Dempfle C E
University of Heidelberg, Mannheim University Hospital, I. Department of Medicine, Germany.
Semin Thromb Hemost. 2000;26(6):631-41. doi: 10.1055/s-2000-13221.
In the course of fibrin formation, the D-domains of adjacent fibrin molecules within the fibrin polymer are covalently linked by factor XIIIa, leading to the formation of a D-domain dimer. Proteolysis of this cross-linked fibrin generates fibrin fragments D-dimer and E as terminal products. Fragment D-dimer therefore is an indicator for the proteolysis of cross-linked fibrin, whereas the monomeric fragment D can stem from fibrinogen and non-cross-linked fibrin. Various monoclonal antibodies have been prepared that distinguish between fragments D-dimer and D and allow the detection of fibrin derivatives in the presence of fibrinogen. These anti-D-dimer-antibodies have been shown to react with fragment D-dimer, but also detect dimeric D-domains within larger fibrin compounds, including cross-linked fibrin complexes generated in an early phase of coagulation activation. Assay systems for D-dimer antigen therefore may uncover intravascular clot formation early, by detection of fibrin complexes, and after completion of clot formation, by the detection of proteolytic fragments released from the particulate clot. Various trials have shown that low concentrations of D-dimer antigen in the blood exclude recent venous thrombosis or pulmonary embolism.

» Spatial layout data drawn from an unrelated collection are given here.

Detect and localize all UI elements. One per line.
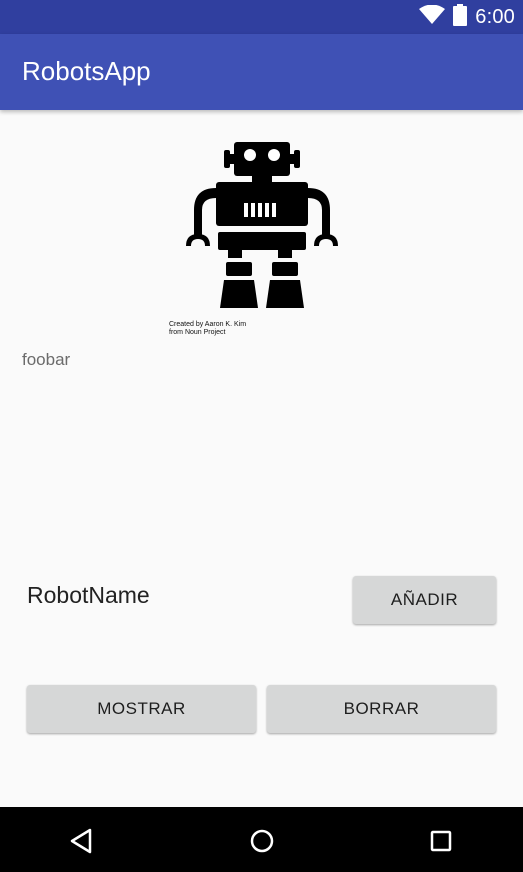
- robot-icon: [186, 142, 338, 308]
- delete-button[interactable]: BORRAR: [267, 685, 496, 733]
- status-icons: 6:00: [419, 0, 515, 34]
- wifi-icon: [419, 4, 446, 29]
- robot-name-label: RobotName: [27, 582, 150, 608]
- home-icon[interactable]: [240, 819, 284, 863]
- recents-icon[interactable]: [419, 819, 463, 863]
- battery-icon: [453, 4, 468, 30]
- robot-image: [166, 138, 342, 342]
- credit-line-1: Created by Aaron K. Kim: [169, 321, 247, 328]
- app-title: RobotsApp: [22, 56, 151, 86]
- back-icon[interactable]: [60, 819, 104, 863]
- show-button[interactable]: MOSTRAR: [27, 685, 256, 733]
- foobar-text: foobar: [22, 350, 71, 369]
- add-button[interactable]: AÑADIR: [353, 576, 496, 624]
- credit-line-2: from Noun Project: [169, 329, 226, 336]
- app-bar: RobotsApp: [0, 34, 523, 110]
- status-bar: 6:00: [0, 0, 523, 34]
- image-credit: Created by Aaron K. Kim from Noun Projec…: [169, 321, 246, 337]
- status-time: 6:00: [475, 5, 515, 28]
- navigation-bar: [0, 807, 523, 872]
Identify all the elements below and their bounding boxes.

Elevated levels may be caused by venous thrombotic disease, but also by a variety of other conditions, leading to intra- or extravascular fibrin formation. Assay systems include manual immunoagglutination assays, immunofiltration assays, microtiter plate enzyme-linked immunosorbent assay (ELISA) systems, automated ELISA systems, and latex-enhanced photometric immunoassays. According to clinical studies, D-dimer assays may be the "first line" of technical screening in symptomatic outpatients with suspected venous thrombosis or pulmonary embolism, but further prospective management trials, and improved standardization of assay systems, are needed for the validation of this approach.

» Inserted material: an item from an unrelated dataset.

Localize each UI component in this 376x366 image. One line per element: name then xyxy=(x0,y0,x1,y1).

在纤维蛋白形成过程中,纤维蛋白聚合物内相邻纤维蛋白分子的D结构域通过因子XIIIa共价连接,导致形成D结构域二聚体。这种交联纤维蛋白的蛋白水解产生纤维蛋白片段D-二聚体和E作为终产物。因此,片段D-二聚体是交联纤维蛋白蛋白水解的指标,而单体片段D可源自纤维蛋白原和非交联纤维蛋白。已经制备了多种单克隆抗体,可区分片段D-二聚体和D,并能在存在纤维蛋白原的情况下检测纤维蛋白衍生物。这些抗D-二聚体抗体已被证明可与片段D-二聚体反应,但也能检测较大纤维蛋白化合物中的二聚体D结构域,包括凝血激活早期产生的交联纤维蛋白复合物。因此,D-二聚体抗原检测系统可通过检测纤维蛋白复合物在血管内血栓形成早期发现,以及在血栓形成完成后通过检测从颗粒状血栓释放的蛋白水解片段发现。各种试验表明,血液中低浓度的D-二聚体抗原可排除近期静脉血栓形成或肺栓塞。水平升高可能由静脉血栓性疾病引起,但也可能由多种其他情况导致,从而导致血管内或血管外纤维蛋白形成。检测系统包括手动免疫凝集试验、免疫过滤试验、微量滴定板酶联免疫吸附测定(ELISA)系统、自动化ELISA系统和乳胶增强光度免疫测定。根据临床研究,D-二聚体检测可能是疑似静脉血栓形成或肺栓塞的有症状门诊患者技术筛查的“一线”方法,但需要进一步的前瞻性管理试验以及改进检测系统的标准化来验证这种方法。